Uit de provinciale risicokaart (www.risicocokaart.nl) blijkt dat in de omgeving van het plangebied op het industrieterrein Europoort-Maasvlakte een groot aantal risicovolle inrichtingen ligt. De meeste van deze inrichtingen vallen onder het Bevi of onder het Besluit Risico's Zware ongevallen. Het plangebied ligt buiten de PR 10-6-contouren van deze inrichtingen, maar binnen het invloedsgebied voor het GR van een aantal van deze inrichtingen, namelijk van het bedrijf Huntsman en van het bedrijf CDMR. Het GR als gevolg van deze inrichtingen ligt onder de oriëntatiewaarde. In de huidige situatie ligt de begraafplaats ook binnen het invloedsgebied voor het GR van deze inrichtingen. Door de zeer beperkte uitbreiding zal de personendichtheid binnen deze invloedsgebieden niet (noemenswaardig) toenemen. Daarom zal het GR niet (merkbaar) toenemen als gevolg van de vaststelling van dit bestemmingsplan. De risicovolle inrichtingen vormen dan ook geen belemmering voor de vaststelling van dit bestemmingsplan.

6.5.2.2 Vervoer van gevaarlijke stoffen

Ongeveer 510 m ten zuiden van het plangebied ligt de N15. Over deze weg worden gevaarlijke stoffen vervoerd. De externe veiligheidsvisie van de deelgemeente Rozenburg noemt voor deze weg verschillende PR 10-6-risicocontouren (afhankelijk van de verschillende prognoses). De grootste, de PR 10-6-risicocontour van het worstcasescenario, bedraagt 59 m. Het plangebied ligt dus buiten de PR 10-6-risicocontour. Uit de externe veiligheidsvisie blijkt dat het plangebied alleen in de meest ongunstige situatie in 2033 binnen de PR 10-8-risicocontour (het invloedsgebied voor het GR) van deze weg ligt. In alle overige situaties (dus ook in de worstcasesituatie binnen de planperiode van dit bestemmingsplan) ligt het plangebied buiten de PR 10-8-risicocontour van deze weg. Hierbij is nog van belang dat zelfs in de worstcasesituatie er geen sprake is van een overschrijding van de oriëntatiewaarde voor het GR. Hierboven is reeds vermeld dat vaststelling van het bestemmingsplan niet tot een toename van het GR leidt. Het vervoer van gevaarlijke stoffen over de A15 vormt dan ook geen belemmering voor de vaststelling van dit bestemmingsplan.

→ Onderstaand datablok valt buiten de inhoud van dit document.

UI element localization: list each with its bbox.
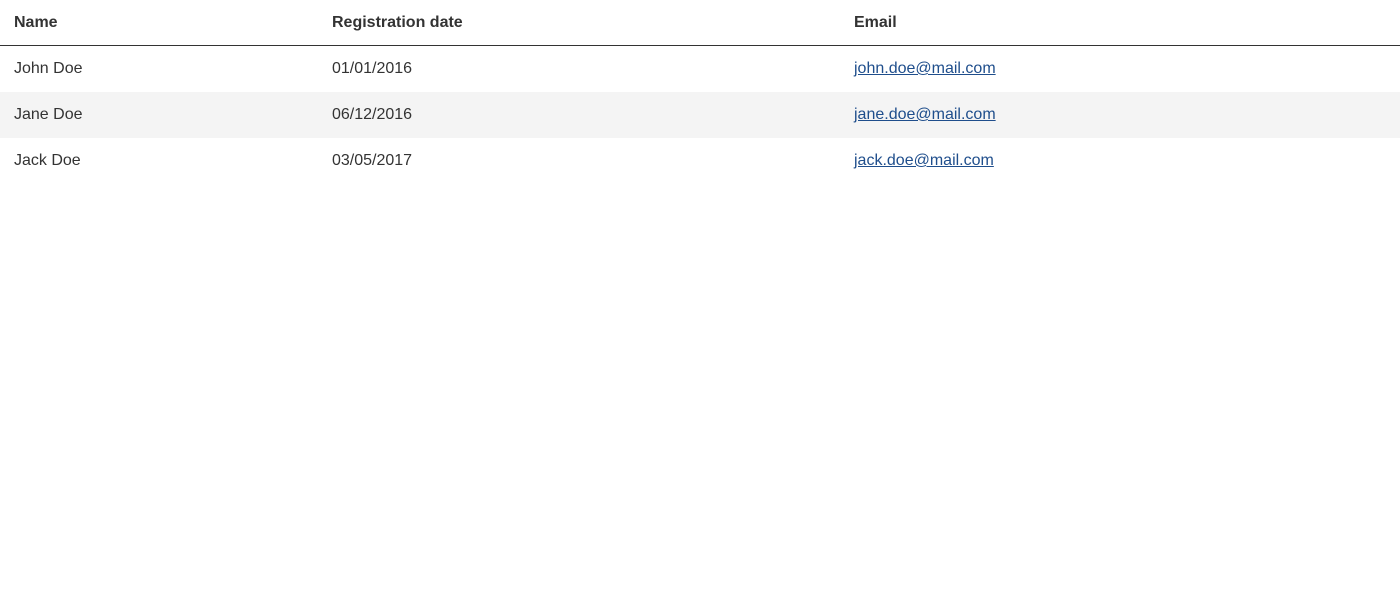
- cell-name: John Doe: [14, 60, 83, 77]
- cell-registration-date: 03/05/2017: [332, 152, 413, 169]
- table-header: Name Registration date Email: [0, 0, 1400, 46]
- cell-registration-date: 01/01/2016: [332, 60, 413, 77]
- column-header-email: Email: [840, 0, 1400, 46]
- cell-name: Jane Doe: [0, 92, 318, 138]
- cell-email: john.doe@mail.com: [840, 46, 1400, 93]
- column-header-registration-date: Registration date: [318, 0, 840, 46]
- table-row: Jane Doe 06/12/2016 jane.doe@mail.com: [0, 92, 1400, 138]
- column-header-name: Name: [0, 0, 318, 46]
- table-row: John Doe 01/01/2016 john.doe@mail.com: [0, 46, 1400, 93]
- cell-name: Jack Doe: [14, 152, 81, 169]
- table-body: John Doe 01/01/2016 john.doe@mail.com Ja…: [0, 46, 1400, 185]
- cell-email: jack.doe@mail.com: [840, 138, 1400, 184]
- table-header-row: Name Registration date Email: [0, 0, 1400, 46]
- users-table: Name Registration date Email John Doe 01…: [0, 0, 1400, 184]
- email-link[interactable]: jane.doe@mail.com: [854, 106, 996, 123]
- cell-email: jane.doe@mail.com: [840, 92, 1400, 138]
- table-row: Jack Doe 03/05/2017 jack.doe@mail.com: [0, 138, 1400, 184]
- email-link[interactable]: john.doe@mail.com: [854, 60, 996, 77]
- cell-registration-date: 06/12/2016: [318, 92, 840, 138]
- email-link[interactable]: jack.doe@mail.com: [854, 152, 994, 169]
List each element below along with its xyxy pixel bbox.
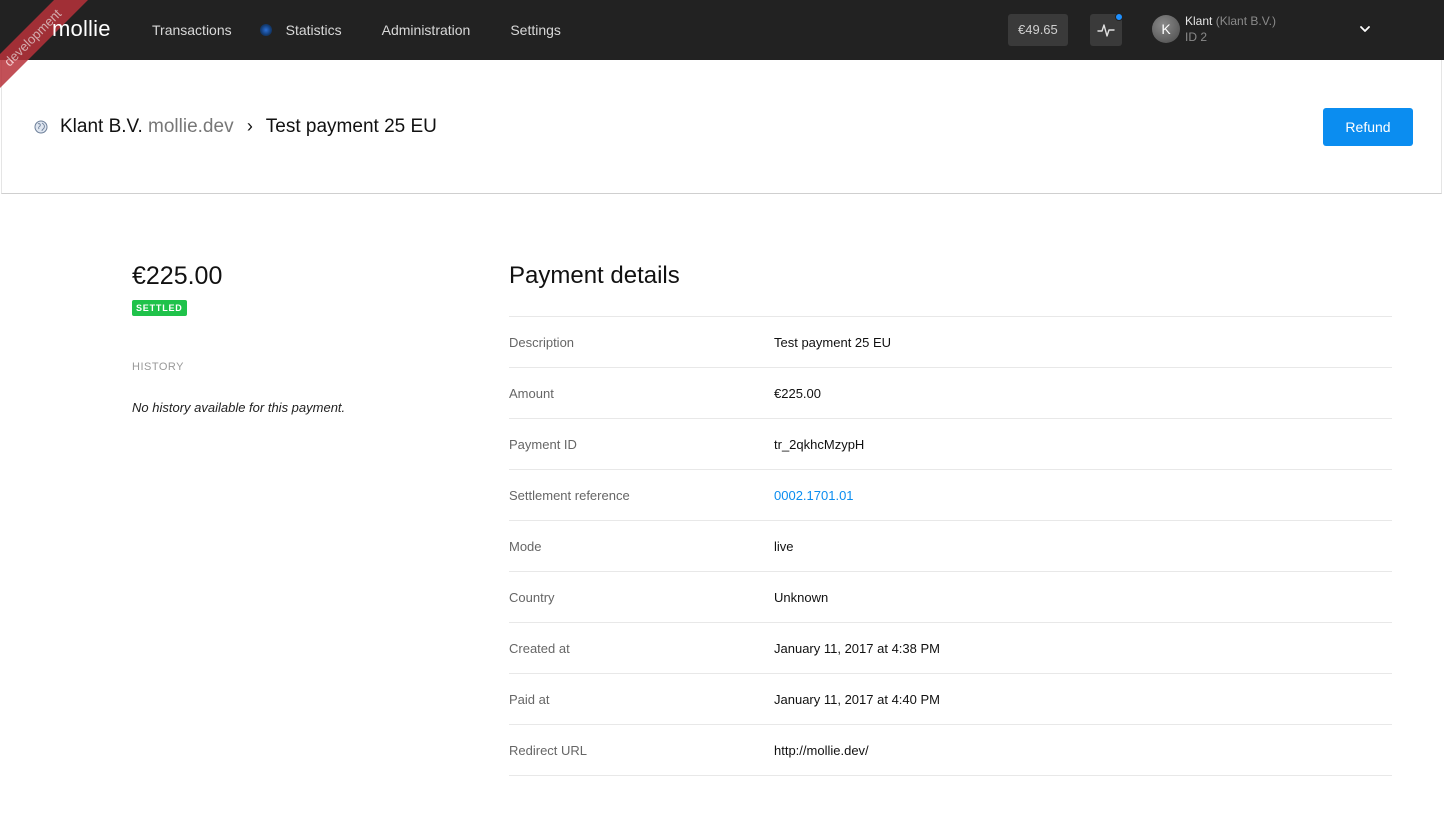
detail-row-mode: Mode live bbox=[509, 521, 1392, 572]
details-heading: Payment details bbox=[509, 262, 680, 289]
detail-value: January 11, 2017 at 4:40 PM bbox=[774, 691, 940, 707]
detail-value: January 11, 2017 at 4:38 PM bbox=[774, 640, 940, 656]
main-nav: Transactions Statistics Administration S… bbox=[152, 0, 601, 60]
nav-item-administration[interactable]: Administration bbox=[382, 22, 471, 38]
detail-row-description: Description Test payment 25 EU bbox=[509, 317, 1392, 368]
nav-item-transactions[interactable]: Transactions bbox=[152, 22, 232, 38]
nav-item-label: Statistics bbox=[285, 22, 342, 38]
detail-value: Test payment 25 EU bbox=[774, 334, 892, 350]
user-id: ID 2 bbox=[1185, 30, 1208, 44]
top-navbar: development mollie Transactions Statisti… bbox=[0, 0, 1444, 100]
page-header: Klant B.V. mollie.dev › Test payment 25 … bbox=[1, 60, 1442, 194]
detail-row-country: Country Unknown bbox=[509, 572, 1392, 623]
detail-value: Unknown bbox=[774, 589, 829, 605]
user-org-name: (Klant B.V.) bbox=[1215, 14, 1276, 28]
active-indicator-icon bbox=[259, 24, 272, 36]
page-title: Test payment 25 EU bbox=[265, 116, 437, 137]
status-badge: SETTLED bbox=[132, 300, 187, 316]
chevron-down-icon[interactable] bbox=[1359, 24, 1371, 34]
nav-item-label: Settings bbox=[510, 22, 561, 38]
breadcrumb-org[interactable]: Klant B.V. bbox=[60, 116, 143, 137]
detail-label: Created at bbox=[509, 640, 570, 656]
detail-label: Redirect URL bbox=[509, 742, 588, 758]
detail-value: http://mollie.dev/ bbox=[774, 742, 869, 758]
nav-item-label: Administration bbox=[381, 22, 471, 38]
user-first-name: Klant bbox=[1185, 14, 1213, 28]
breadcrumb-separator-icon: › bbox=[246, 116, 253, 136]
nav-item-label: Transactions bbox=[152, 22, 232, 38]
activity-button[interactable] bbox=[1090, 13, 1123, 46]
detail-value: live bbox=[774, 538, 794, 554]
detail-row-paid-at: Paid at January 11, 2017 at 4:40 PM bbox=[509, 674, 1392, 725]
payment-details-table: Description Test payment 25 EU Amount €2… bbox=[509, 316, 1392, 776]
detail-row-amount: Amount €225.00 bbox=[509, 368, 1392, 419]
history-empty-message: No history available for this payment. bbox=[132, 400, 346, 415]
mollie-logo[interactable]: mollie bbox=[52, 16, 111, 42]
detail-value: €225.00 bbox=[774, 385, 821, 401]
payment-amount: €225.00 bbox=[132, 262, 223, 290]
detail-value: tr_2qkhcMzypH bbox=[774, 436, 865, 452]
detail-label: Paid at bbox=[509, 691, 550, 707]
detail-row-settlement-reference: Settlement reference 0002.1701.01 bbox=[509, 470, 1392, 521]
refund-button[interactable]: Refund bbox=[1323, 108, 1413, 146]
breadcrumb-domain[interactable]: mollie.dev bbox=[148, 116, 234, 137]
detail-label: Settlement reference bbox=[509, 487, 630, 503]
detail-row-payment-id: Payment ID tr_2qkhcMzypH bbox=[509, 419, 1392, 470]
user-name[interactable]: Klant (Klant B.V.) bbox=[1185, 14, 1276, 28]
nav-item-settings[interactable]: Settings bbox=[510, 22, 561, 38]
history-heading: HISTORY bbox=[132, 361, 184, 373]
notification-badge bbox=[1115, 13, 1123, 21]
globe-icon bbox=[34, 120, 48, 134]
detail-row-created-at: Created at January 11, 2017 at 4:38 PM bbox=[509, 623, 1392, 674]
detail-row-redirect-url: Redirect URL http://mollie.dev/ bbox=[509, 725, 1392, 776]
breadcrumb: Klant B.V. mollie.dev › Test payment 25 … bbox=[60, 116, 437, 138]
activity-pulse-icon bbox=[1097, 24, 1115, 37]
detail-label: Description bbox=[509, 334, 575, 350]
detail-label: Amount bbox=[509, 385, 554, 401]
detail-label: Mode bbox=[509, 538, 542, 554]
settlement-reference-link[interactable]: 0002.1701.01 bbox=[774, 488, 854, 503]
detail-label: Country bbox=[509, 589, 555, 605]
balance-button[interactable]: €49.65 bbox=[1008, 14, 1068, 46]
avatar[interactable]: K bbox=[1152, 15, 1180, 43]
detail-label: Payment ID bbox=[509, 436, 577, 452]
nav-item-statistics[interactable]: Statistics bbox=[259, 22, 342, 38]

Langs de A15 ligt de spoorlijn Botlek-Europoort. Uit de externe veiligheidsvisie van de deelgemeente Rozenburg blijkt dat het plangebied momenteel zowel buiten de PR 10-6-risicocontour als buiten de PR 10-8-risicocontour ligt. Ook in het worstcasescenario komt het plangebied binnen de planperiode niet binnen deze contouren te liggen. In 2033 kan het plangebied in het worstcasescenario wel binnen de PR 10-8--risicocontour komen te liggen. Ook dan zal echter aan de oriëntatiewaarde worden voldaan. De vaststelling van het bestemmingsplan leidt niet tot een toename van het GR. Een uitgebreide verantwoording van het GR is daarom niet nodig. Het vervoer van gevaarlijke stoffen over het spoor vormt dan ook geen belemmering voor de vaststelling van dit bestemmingsplan.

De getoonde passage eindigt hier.